Celles de Lajolais ne méritent pas plus de confiance. « C’était un mauvais général de brigade, écrit encore Moreau. En l’an IV, à Strasbourg, sa femme vivait publiquement avec Pichegru, lui le sachant. Cela doit suffire sur le compte de l’un et de l’autre. J’ai entendu dire que Lajolais avait été aide de camp du général Kellermann, actuellement sénateur, et qu’il l’avait dénoncé dans le temps de la Terreur. J’ignore si cela est vrai. » Nous l’ignorons aussi. Mais, ce qui n’est pas douteux, c’est que, compromis, en 1797, par la saisie des papiers de Klinglin, Lajolais a subi une détention de deux ans. Quoique acquitté ensuite par le conseil de guerre, devant lequel il était traduit, il a paru si peu lavé des accusations portées contre lui, qu’il a été jugé indigne de rester dans l’armée et qu’on l’a mis en réforme. Il attribue sa disgrâce aux démarches de Moreau et ses affirmations, lors du procès de 1804, sont visiblement inspirées par le désir de se venger de lui.

Un autre accusateur de Moreau, c’est Concheri, qui a conduit Pichegru chez lui. Moreau connaît à peine ce personnage et ne sait rien de son passé, sinon qu’il a été le secrétaire du général Moncey. « Il était venu une fois à Grosbois, l’année passée, me demander si je voulais écrire à Pichegru, qui était alors à Londres, qu’il avait une occasion très sûre. Je lui répondis que je ne pouvais écrire dans un pays en guerre avec la France. La seconde fois que je l’ai vu, c’est quand il est venu chez moi, un soir, environ sept heures, avec Pichegru. » Il convient d’ailleurs de constater, dès à présent, que cet accusé déclara qu’il ne croyait pas que Moreau eût jamais voulu prendre part aux menées de Cadoudal et de Pichegru.

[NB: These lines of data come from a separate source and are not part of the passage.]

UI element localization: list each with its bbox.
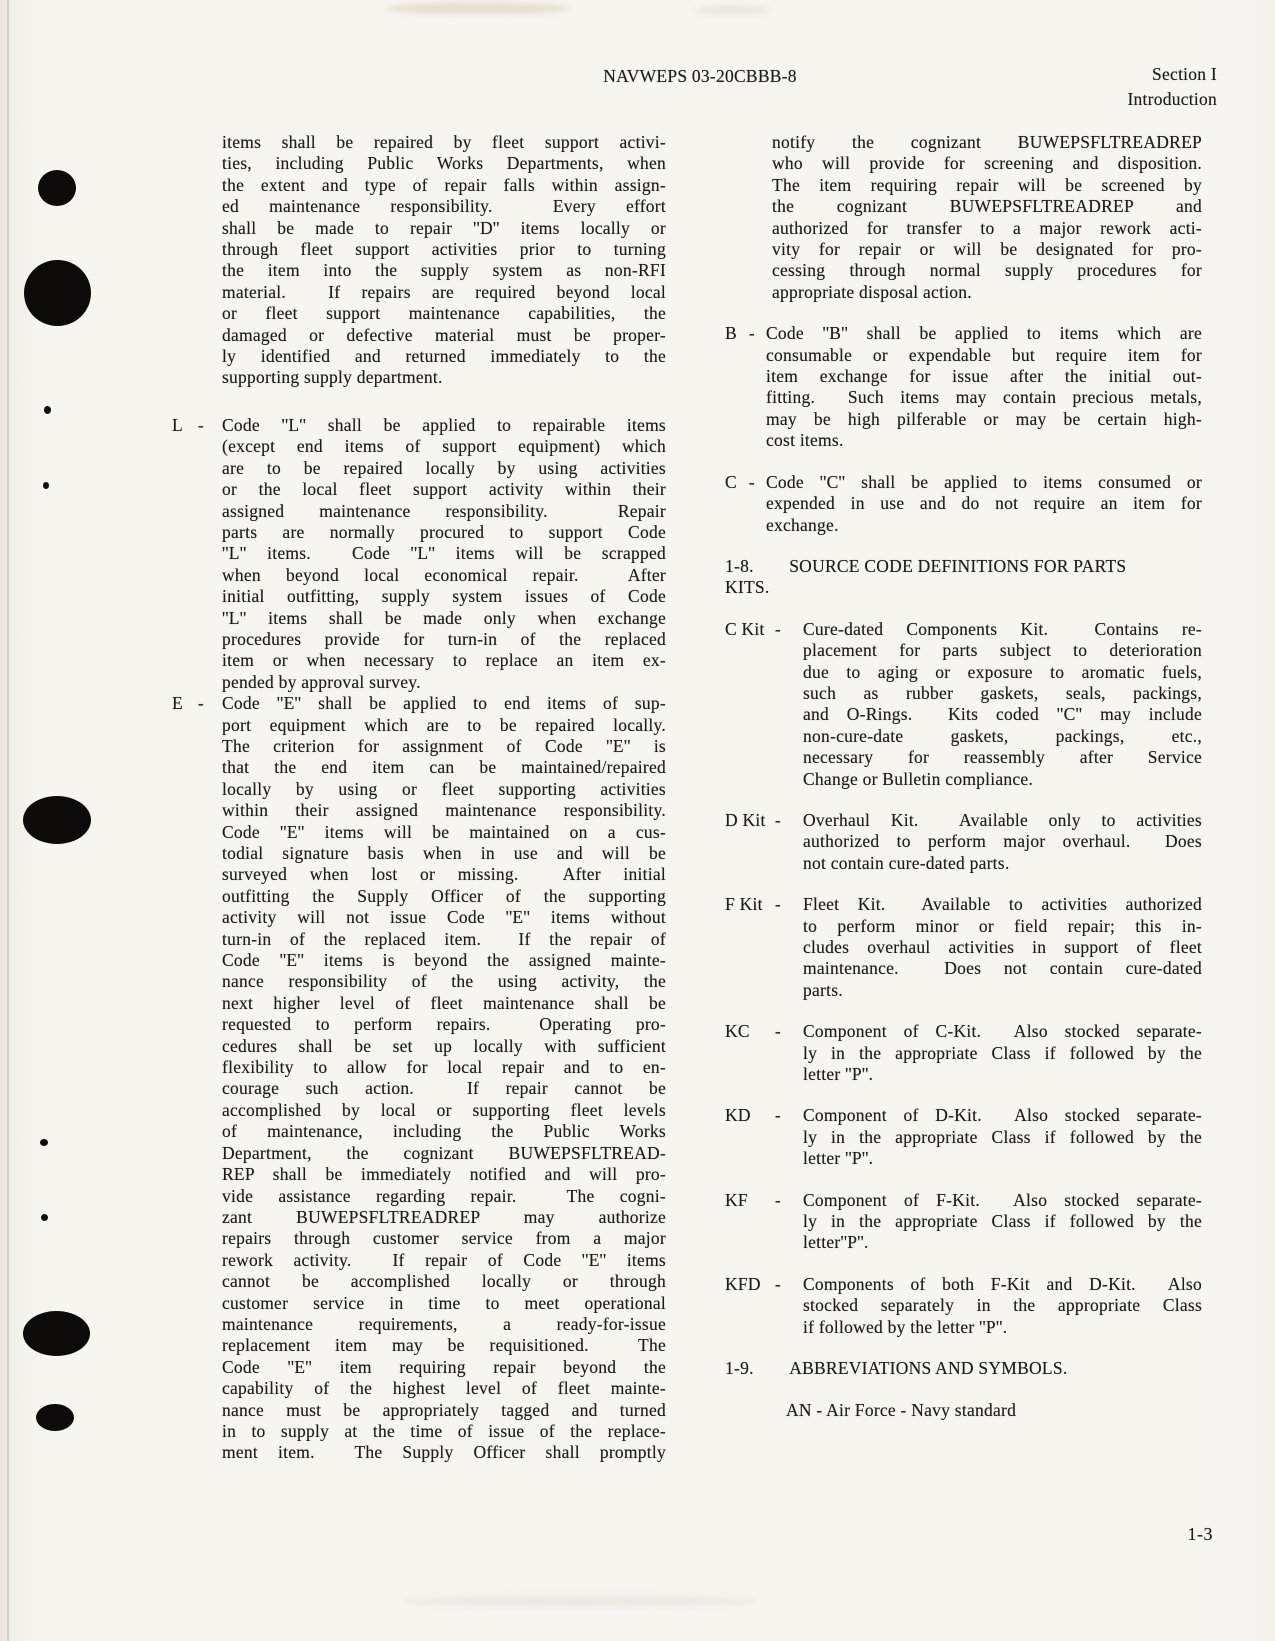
kit-code: KFD [725,1274,761,1338]
kit-entry-label: KF - [725,1190,781,1254]
kit-entry-text: Component of D-Kit. Also stocked separat… [803,1105,1202,1169]
kit-code: F Kit [725,894,763,1001]
kit-entry-label: C Kit - [725,619,781,790]
scan-smudge [385,3,570,14]
ink-speck [41,1214,48,1221]
scan-smudge [695,6,770,14]
code-letter: E [172,693,183,1464]
code-entry-text: Code ''E'' shall be applied to end items… [222,693,666,1464]
ink-speck [43,482,49,489]
code-entry-text: Code ''B'' shall be applied to items whi… [766,323,1202,451]
kit-code: D Kit [725,810,766,874]
binder-hole-mark [24,260,91,326]
kit-entry-text: Component of F-Kit. Also stocked separat… [803,1190,1202,1254]
kit-entry-d-kit: D Kit - Overhaul Kit. Available only to … [725,810,1202,874]
kit-entry-label: KD - [725,1105,781,1169]
binder-hole-mark [38,170,76,206]
page-number: 1-3 [1188,1524,1214,1545]
kit-entry-label: F Kit - [725,894,781,1001]
kit-entry-text: Overhaul Kit. Available only to activiti… [803,810,1202,874]
kit-code: C Kit [725,619,765,790]
code-entry-text: Code ''L'' shall be applied to repairabl… [222,415,666,693]
dash-separator: - [775,1274,781,1338]
right-column: notify the cognizant BUWEPSFLTREADREPwho… [725,132,1202,1421]
binder-hole-mark [23,1311,90,1356]
kit-entry-kfd: KFD - Components of both F-Kit and D-Kit… [725,1274,1202,1338]
dash-separator: - [749,472,755,536]
dash-separator: - [775,1190,781,1254]
ink-speck [40,1139,48,1146]
dash-separator: - [775,810,781,874]
scanned-manual-page: NAVWEPS 03-20CBBB-8 Section I Introducti… [0,0,1275,1641]
dash-separator: - [775,1021,781,1085]
heading-1-9: 1-9. ABBREVIATIONS AND SYMBOLS. [725,1358,1202,1379]
code-entry-C: C - Code ''C'' shall be applied to items… [725,472,1202,536]
code-entry-L: L - Code ''L'' shall be applied to repai… [172,415,666,693]
scan-smudge [400,1596,760,1606]
kit-entry-kf: KF - Component of F-Kit. Also stocked se… [725,1190,1202,1254]
document-number: NAVWEPS 03-20CBBB-8 [540,66,860,87]
code-letter: L [172,415,183,693]
kit-entry-f-kit: F Kit - Fleet Kit. Available to activiti… [725,894,1202,1001]
code-letter: B [725,323,737,451]
kit-entry-text: Fleet Kit. Available to activities autho… [803,894,1202,1001]
kit-entry-text: Cure-dated Components Kit. Contains re-p… [803,619,1202,790]
dash-separator: - [775,894,781,1001]
kit-entry-label: D Kit - [725,810,781,874]
paragraph-continuation: notify the cognizant BUWEPSFLTREADREPwho… [772,132,1202,303]
kit-entry-text: Component of C-Kit. Also stocked separat… [803,1021,1202,1085]
code-entry-label: C - [725,472,755,536]
kit-code: KC [725,1021,750,1085]
kit-entry-kd: KD - Component of D-Kit. Also stocked se… [725,1105,1202,1169]
binder-hole-mark [23,796,91,844]
code-entry-E: E - Code ''E'' shall be applied to end i… [172,693,666,1464]
section-header: Section I Introduction [1127,62,1217,112]
dash-separator: - [198,415,204,693]
code-entry-B: B - Code ''B'' shall be applied to items… [725,323,1202,451]
kit-entry-kc: KC - Component of C-Kit. Also stocked se… [725,1021,1202,1085]
left-column: items shall be repaired by fleet support… [172,132,666,1464]
code-entry-label: B - [725,323,755,451]
code-entry-text: Code ''C'' shall be applied to items con… [766,472,1202,536]
code-entry-label: E - [172,693,204,1464]
dash-separator: - [775,619,781,790]
kit-code: KD [725,1105,751,1169]
code-entry-label: L - [172,415,204,693]
paragraph-continuation: items shall be repaired by fleet support… [222,132,666,389]
dash-separator: - [198,693,204,1464]
heading-1-8: 1-8. SOURCE CODE DEFINITIONS FOR PARTS K… [725,556,1202,599]
kit-code: KF [725,1190,748,1254]
paper-edge-shadow [7,0,9,1641]
abbreviation-AN: AN - Air Force - Navy standard [786,1400,1202,1421]
section-subtitle: Introduction [1127,87,1217,112]
kit-entry-text: Components of both F-Kit and D-Kit. Also… [803,1274,1202,1338]
binder-hole-mark [36,1404,74,1431]
dash-separator: - [749,323,755,451]
code-letter: C [725,472,737,536]
dash-separator: - [775,1105,781,1169]
ink-speck [44,406,51,414]
section-title: Section I [1127,62,1217,87]
kit-entry-label: KC - [725,1021,781,1085]
kit-entry-label: KFD - [725,1274,781,1338]
kit-entry-c-kit: C Kit - Cure-dated Components Kit. Conta… [725,619,1202,790]
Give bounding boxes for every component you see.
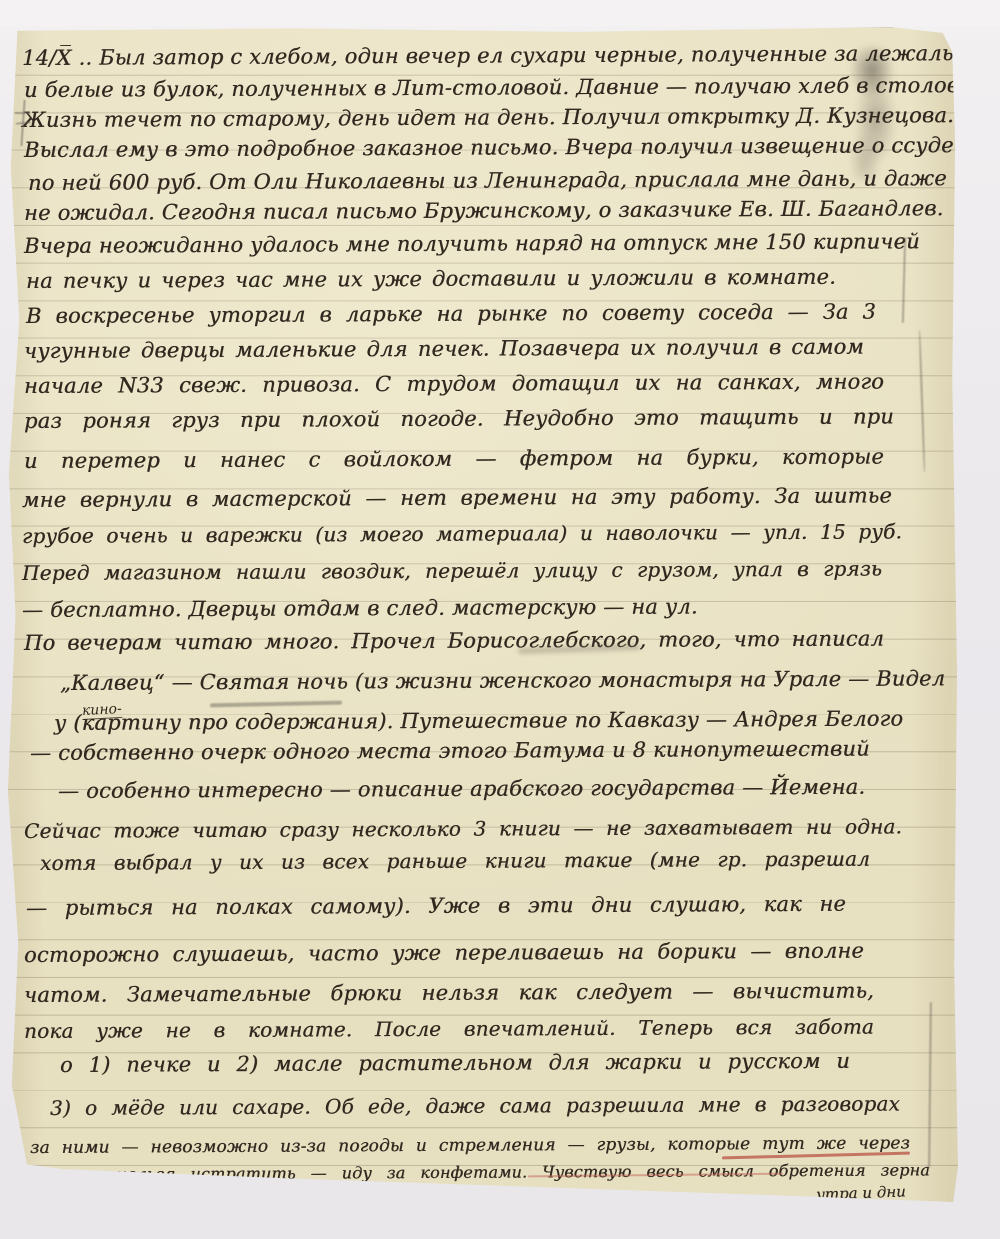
handwritten-line: раз роняя груз при плохой погоде. Неудоб…: [24, 404, 894, 433]
margin-pencil-line-icon: [928, 1002, 932, 1168]
margin-pencil-line-icon: [919, 330, 926, 472]
handwritten-line: не ожидал. Сегодня писал письмо Бружинск…: [24, 196, 886, 225]
handwritten-line: Сейчас тоже читаю сразу несколько 3 книг…: [24, 814, 902, 843]
handwritten-line: 14/X̅ .. Был затор с хлебом, один вечер …: [22, 41, 894, 70]
handwritten-line: на печку и через час мне их уже доставил…: [26, 265, 836, 293]
scanned-diary-page: { "doc": { "kind": "handwritten diary pa…: [0, 0, 1000, 1239]
handwritten-line: осторожно слушаешь, часто уже переливаеш…: [24, 939, 864, 967]
handwritten-line: мне вернули в мастерской — нет времени н…: [22, 483, 892, 512]
handwritten-line: чугунные дверцы маленькие для печек. Поз…: [24, 335, 864, 363]
handwritten-line: по ней 600 руб. От Оли Николаевны из Лен…: [28, 167, 878, 195]
handwritten-line: — рыться на полках самому). Уже в эти дн…: [26, 892, 846, 920]
handwritten-line: пока уже не в комнате. После впечатлений…: [24, 1015, 874, 1043]
handwritten-line: Выслал ему в это подробное заказное пись…: [24, 133, 886, 162]
handwritten-line: — собственно очерк одного места этого Ба…: [30, 737, 860, 765]
handwritten-line: Жизнь течет по старому, день идет на ден…: [22, 103, 902, 132]
handwritten-line: начале N33 свеж. привоза. С трудом дотащ…: [24, 369, 884, 398]
scanner-background-strip: [0, 0, 1000, 26]
handwritten-line: — особенно интересно — описание арабског…: [58, 775, 758, 803]
handwritten-line: грубое очень и варежки (из моего материа…: [22, 519, 902, 548]
handwritten-line: и перетер и нанес с войлоком — фетром на…: [24, 444, 884, 473]
handwritten-line: В воскресенье уторгил в ларьке на рынке …: [26, 300, 876, 328]
handwritten-line: Перед магазином нашли гвоздик, перешёл у…: [22, 556, 882, 585]
pencil-underline: [210, 701, 342, 708]
diary-paper-sheet: 14/X̅ .. Был затор с хлебом, один вечер …: [6, 26, 958, 1202]
handwritten-line: По вечерам читаю много. Прочел Борисогле…: [24, 626, 884, 655]
handwritten-line: и белые из булок, полученных в Лит-столо…: [24, 74, 824, 102]
handwritten-line: у (картину про содержания). Путешествие …: [54, 707, 894, 735]
ink-smear: [836, 46, 908, 181]
handwritten-line: хотя выбрал у их из всех раньше книги та…: [40, 847, 870, 875]
handwritten-line: о 1) печке и 2) масле растительном для ж…: [60, 1049, 850, 1077]
handwritten-line: „Калвец“ — Святая ночь (из жизни женског…: [60, 667, 890, 695]
handwritten-line: чатом. Замечательные брюки нельзя как сл…: [24, 979, 874, 1007]
handwritten-line: 3) о мёде или сахаре. Об еде, даже сама …: [50, 1092, 900, 1120]
handwritten-line: Вчера неожиданно удалось мне получить на…: [24, 230, 864, 258]
handwritten-line: — бесплатно. Дверцы отдам в след. мастер…: [22, 594, 698, 622]
interlinear-insertion-note: кино-: [82, 701, 123, 720]
corner-addition-note: утра и дни: [816, 1182, 906, 1203]
handwritten-line: улицу нельзя истратить — иду за конфетам…: [50, 1160, 930, 1184]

Tels sont les personnages sur les dires de qui le général Moreau fut impliqué dans le procès Cadoudal, par suite de ses rapports avec Pichegru, dans la mesure où il les avouait. Avant de rappeler, non d’après ses interrogatoires, mais d’après les lettres, encore inédites aujourd’hui, qu’il envoyait à sa femme[1], comment il répond à ses accusateurs, nous devons

  1. Pendant toute la durée de sa détention, Moreau ne cessa pas de correspondre secrètement avec sa femme, grâce, sans doute, à la complicité d’un des gardiens du Temple. Tantôt il emploie « le chemin de la lunette, » tantôt une autre voie. Nous ne savons laquelle et pas davantage ce qu’est le chemin de la lunette. Quant aux lettres que j’ai eues dans les mains, leur apparence comme leur teneur trahit les difficultés au milieu desquelles elles furent écrites. Elles ne portent pas de dates. L’écriture en est précipitée, le style diffus, la ponctuation négligée et, pour les écrire, le prisonnier se sert de feuilles de tout format ou même de bouts de papier. Telles qu’il les écrit, certain que seule sa femme les lira, on doit croire qu’il n’y cherche pas à cacher la vérité.